Unweit des Gemäuers ragten die monolithischen Felsen eines Steinkreises, den die Urvölker einst errichteten um den alten Göttern zu dienen, in den Himmel auf. Just in Mitte dieses Felsendoms erblickte ich eine groteske Schar bizarrer Gestalten. Ungelenk und steif schritten sie umher. Sie torkelten und wankten, so dass man in ihnen eine Horde Trunkenbolde hätte vermuten können.
Und doch war es ganz anders. Es war derer eine Totenschar die sich zum Tanze traf! Nur zu deutlich sah ich blankes Gebein durch zerrissene Gewandung schimmern und manch einer trug nur noch sein Totenhemd, welches lose auf den knochigen Schultern hing und um den hohlen Brustkorb flatterte.
Hautfetzen und fauliges Fleisch hing von den ansonsten bleichen Knochen, strähniges Haar klebte am Schädel und umspielte die grinsenden Totengesichter. Das Grauen erschütterte mich!
Etwas abseits spielten die Musikanten auf den Knochenflöten und schlugen dazu die Schädelpauke. Ein jeder von ihnen ein blasser Leichnam, ohne das Recht noch länger auf Erden zu wandeln.
Davor stand eine ausgemergelte Gestalt in schwarzem Frack, schwang einen Schenkelknochen als Taktstock und dirigierte den Totenwalzer.
Der Kapellmeister des Schreckens ließ die Musikanten den unheilvollen Wahnsinn aufspielen, welcher den Kundigen bekannt ist als das Vierte unter den bösen Liedern.
Es fror mich in der Seele! Ich wollte mich abwenden, doch das ungeheuerliche Treiben fesselte meinen Blick.
Wie mit Ketten beschlagen stand ich am Fenster, dem Irrsinn nahe und blickte auf den Schauerreigen. Inmitten des Kreises drehten sich die vertrockneten Leiber und ließen das morsche Tanzbein schwingen. Zornig tobte der Sturm in der Nacht!
Unablässig zuckten die Blitze vom Himmel und Donnerschlag erschütterte die Luft, als würde ein riesenhafter Unhold gegen die Tore der Welt anrennen. Schneller und schneller wurde die Melodie, die Musikanten steigerten ihr Spiel.

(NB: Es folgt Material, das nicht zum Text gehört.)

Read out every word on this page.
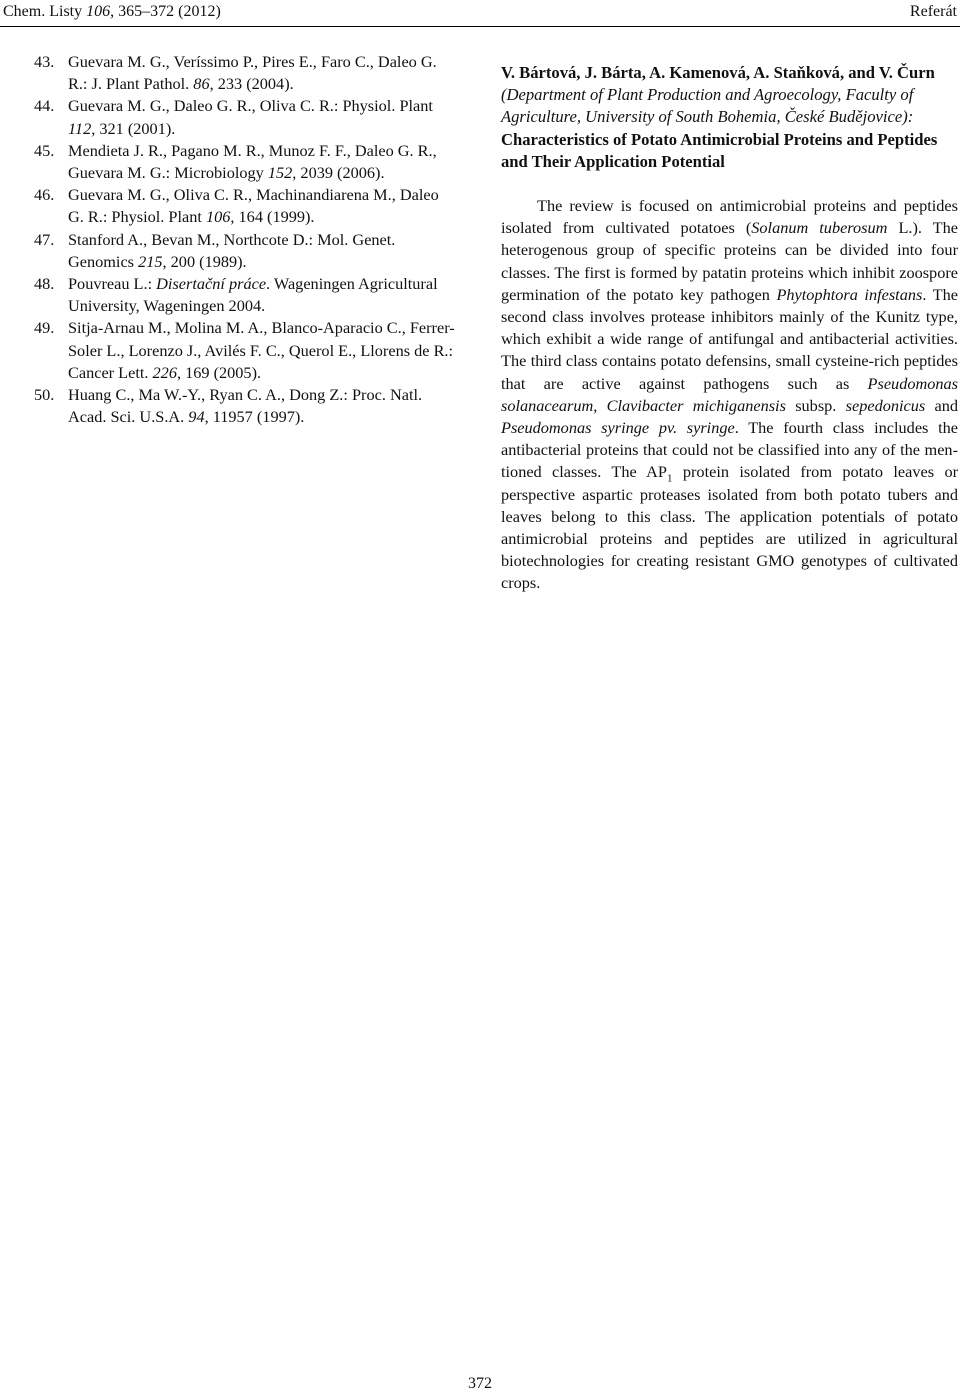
Chem. Listy 106, 365–372 (2012)	Referát
43. Guevara M. G., Veríssimo P., Pires E., Faro C., Daleo G. R.: J. Plant Pathol. 86, 233 (2004).
44. Guevara M. G., Daleo G. R., Oliva C. R.: Physiol. Plant 112, 321 (2001).
45. Mendieta J. R., Pagano M. R., Munoz F. F., Daleo G. R., Guevara M. G.: Microbiology 152, 2039 (2006).
46. Guevara M. G., Oliva C. R., Machinandiarena M., Daleo G. R.: Physiol. Plant 106, 164 (1999).
47. Stanford A., Bevan M., Northcote D.: Mol. Genet. Genomics 215, 200 (1989).
48. Pouvreau L.: Disertační práce. Wageningen Agricultural University, Wageningen 2004.
49. Sitja-Arnau M., Molina M. A., Blanco-Aparacio C., Ferrer-Soler L., Lorenzo J., Avilés F. C., Querol E., Llorens de R.: Cancer Lett. 226, 169 (2005).
50. Huang C., Ma W.-Y., Ryan C. A., Dong Z.: Proc. Natl. Acad. Sci. U.S.A. 94, 11957 (1997).
V. Bártová, J. Bárta, A. Kamenová, A. Staňková, and V. Čurn (Department of Plant Production and Agroecology, Faculty of Agriculture, University of South Bohemia, České Budějovice): Characteristics of Potato Antimicrobial Proteins and Peptides and Their Application Potential
The review is focused on antimicrobial proteins and peptides isolated from cultivated potatoes (Solanum tuberosum L.). The heterogenous group of specific proteins can be divided into four classes. The first is formed by patatin proteins which inhibit zoospore germination of the potato key pathogen Phytophtora infestans. The second class involves protease inhibitors mainly of the Kunitz type, which exhibit a wide range of antifungal and antibacterial activities. The third class contains potato defensins, small cysteine-rich peptides that are active against pathogens such as Pseudomonas solanacearum, Clavibacter michiganensis subsp. sepedonicus and Pseudomonas syringe pv. syringe. The fourth class includes the antibacterial proteins that could not be classified into any of the mentioned classes. The $AP_1$ protein isolated from potato leaves or perspective aspartic proteases isolated from both potato tubers and leaves belong to this class. The application potentials of potato antimicrobial proteins and peptides are utilized in agricultural biotechnologies for creating resistant GMO genotypes of cultivated crops.
372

Die tanzenden Kadaver wirbelten Wild durch die Nacht, so dass Teile von ihnen abfielen und Fleischklumpen sich von Knochen lösten.
Noch immer war ich nicht fähig, mich von der Stelle zu rühren!

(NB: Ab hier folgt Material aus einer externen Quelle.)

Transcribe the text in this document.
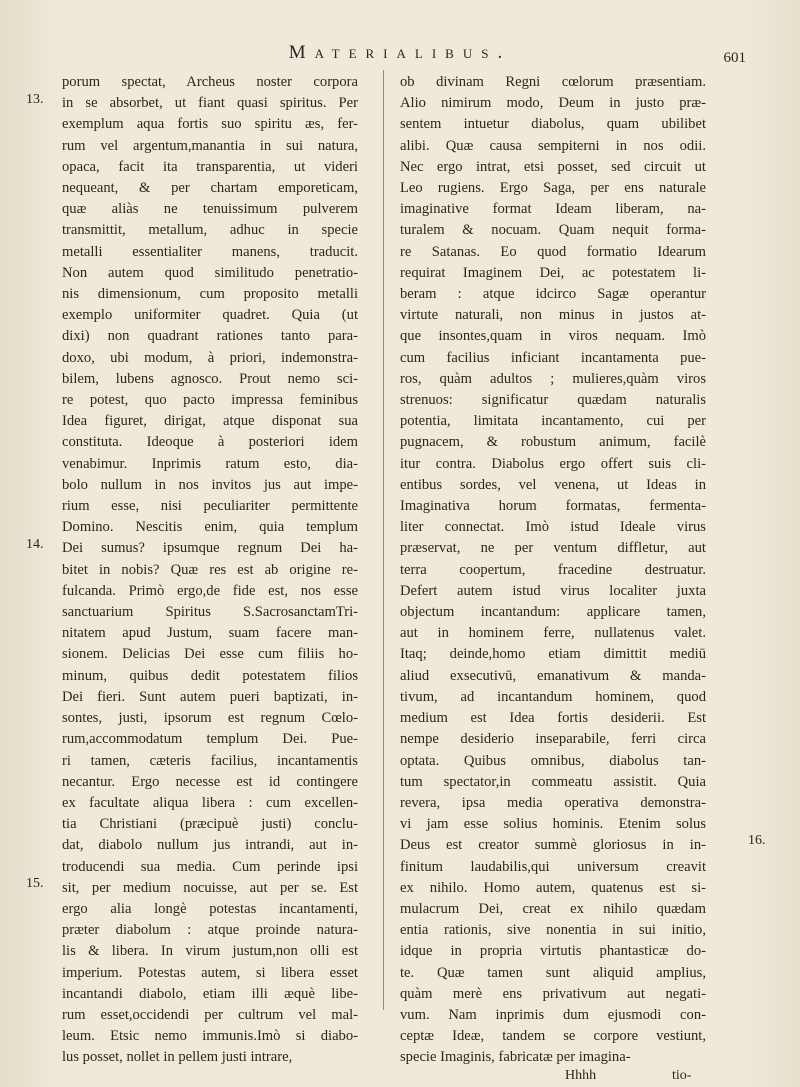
Materialibus.	601
13.
14.
15.
16.
porum spectat, Archeus noster corpora
in se absorbet, ut fiant quasi spiritus. Per
exemplum aqua fortis suo spiritu æs, fer-
rum vel argentum,manantia in sui natura,
opaca, facit ita transparentia, ut videri
nequeant, & per chartam emporeticam,
quæ aliàs ne tenuissimum pulverem
transmittit, metallum, adhuc in specie
metalli essentialiter manens, traducit.
Non autem quod similitudo penetratio-
nis dimensionum, cum proposito metalli
exemplo uniformiter quadret. Quia (ut
dixi) non quadrant rationes tanto para-
doxo, ubi modum, à priori, indemonstra-
bilem, lubens agnosco. Prout nemo sci-
re potest, quo pacto impressa feminibus
Idea figuret, dirigat, atque disponat sua
constituta. Ideoque à posteriori idem
venabimur. Inprimis ratum esto, dia-
bolo nullum in nos invitos jus aut impe-
rium esse, nisi peculiariter permittente
Domino. Nescitis enim, quia templum
Dei sumus? ipsumque regnum Dei ha-
bitet in nobis? Quæ res est ab origine re-
fulcanda. Primò ergo,de fide est, nos esse
sanctuarium Spiritus S.SacrosanctamTri-
nitatem apud Justum, suam facere man-
sionem. Delicias Dei esse cum filiis ho-
minum, quibus dedit potestatem filios
Dei fieri. Sunt autem pueri baptizati, in-
sontes, justi, ipsorum est regnum Cœlo-
rum,accommodatum templum Dei. Pue-
ri tamen, cæteris facilius, incantamentis
necantur. Ergo necesse est id contingere
ex facultate aliqua libera : cum excellen-
tia Christiani (præcipuè justi) conclu-
dat, diabolo nullum jus intrandi, aut in-
troducendi sua media. Cum perinde ipsi
sit, per medium nocuisse, aut per se. Est
ergo alia longè potestas incantamenti,
præter diabolum : atque proinde natura-
lis & libera. In virum justum,non olli est
imperium. Potestas autem, si libera esset
incantandi diabolo, etiam illi æquè libe-
rum esset,occidendi per cultrum vel mal-
leum. Etsic nemo immunis.Imò si diabo-
lus posset, nollet in pellem justi intrare,
ob divinam Regni cœlorum præsentiam.
Alio nimirum modo, Deum in justo præ-
sentem intuetur diabolus, quam ubilibet
alibi. Quæ causa sempiterni in nos odii.
Nec ergo intrat, etsi posset, sed circuit ut
Leo rugiens. Ergo Saga, per ens naturale
imaginative format Ideam liberam, na-
turalem & nocuam. Quam nequit forma-
re Satanas. Eo quod formatio Idearum
requirat Imaginem Dei, ac potestatem li-
beram : atque idcirco Sagæ operantur
virtute naturali, non minus in justos at-
que insontes,quam in viros nequam. Imò
cum facilius inficiant incantamenta pue-
ros, quàm adultos ; mulieres,quàm viros
strenuos: significatur quædam naturalis
potentia, limitata incantamento, cui per
pugnacem, & robustum animum, facilè
itur contra. Diabolus ergo offert suis cli-
entibus sordes, vel venena, ut Ideas in
Imaginativa horum formatas, fermenta-
liter connectat. Imò istud Ideale virus
præservat, ne per ventum diffletur, aut
terra coopertum, fracedine destruatur.
Defert autem istud virus localiter juxta
objectum incantandum: applicare tamen,
aut in hominem ferre, nullatenus valet.
Itaq; deinde,homo etiam dimittit mediū
aliud exsecutivū, emanativum & manda-
tivum, ad incantandum hominem, quod
medium est Idea fortis desiderii. Est
nempe desiderio inseparabile, ferri circa
optata. Quibus omnibus, diabolus tan-
tum spectator,in commeatu assistit. Quia
revera, ipsa media operativa demonstra-
vi jam esse solius hominis. Etenim solus
Deus est creator summè gloriosus in in-
finitum laudabilis,qui universum creavit
ex nihilo. Homo autem, quatenus est si-
mulacrum Dei, creat ex nihilo quædam
entia rationis, sive nonentia in sui initio,
idque in propria virtutis phantasticæ do-
te. Quæ tamen sunt aliquid amplius,
quàm merè ens privativum aut negati-
vum. Nam inprimis dum ejusmodi con-
ceptæ Ideæ, tandem se corpore vestiunt,
specie Imaginis, fabricatæ per imagina-
Hhhh	tio-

Da teilte sich die Totenschar und gab den Blick preis auf ein Paar, wie es noch kein Lebender gesehen hat. Er trug einen hohen Zylinder, welcher ihm tief auf die knochige Stirn gerutscht. Der Anzug war mit Erde beschmutzt, hing lose um das bleiche Gebein. An der Totenhand führte er seine Braut und gemeinsam wirbelten sie in teuflischem Reigen. Ein Kranz verwelkter Blumen lag um ihren Schädel, das verklebte Haar war immer noch schwarz. Das Brautkleid war zerrissen und fleckig, dennoch zeugte es von einstiger edler Pracht.  Wie der Sturmwind tobten die Beiden im Kreise und tanzten zur Melodie des Grauens, welche zu inferialischem Schrecken gedieh.
Hätte ich gekonnt, ich hätte wie von Sinnen geschrien, doch nicht ein einziger Laut drang aus meiner Kehle. Stumm war ich verdammt, das Geschehen zu beobachten und ihm beizuwohnen.
Immer weiter steigerte sich das schaurige Spiel und die Toten drehten sich wie irr im Kreise, so dass sie auseinanderfielen und begannen sich aufzulösen.  Haut und Knochen flogen durch die Luft und Schädel kippten von den Hälsen, Totenhemden rissen und flogen als lose Fetzen umher.
Bald darauf erreichte das Lied des Unheils seinen Höhepunkt.  Die Schädelpauke hämmerte wie von Sinnen und die Knochenflöten kreischten ihr Lied in die Nacht hinaus. Schließlich fand das blasphemische Treiben seinen Gipfel und endete in einem einzigen infernalischen Donnerschlag der die Welt erschütterte.
Das Tollhaus werde ich wohl nie mehr verlassen, doch werde ich nicht müde die Nachwelt zu warnen und euch von meinem Erlebnis zu berichten.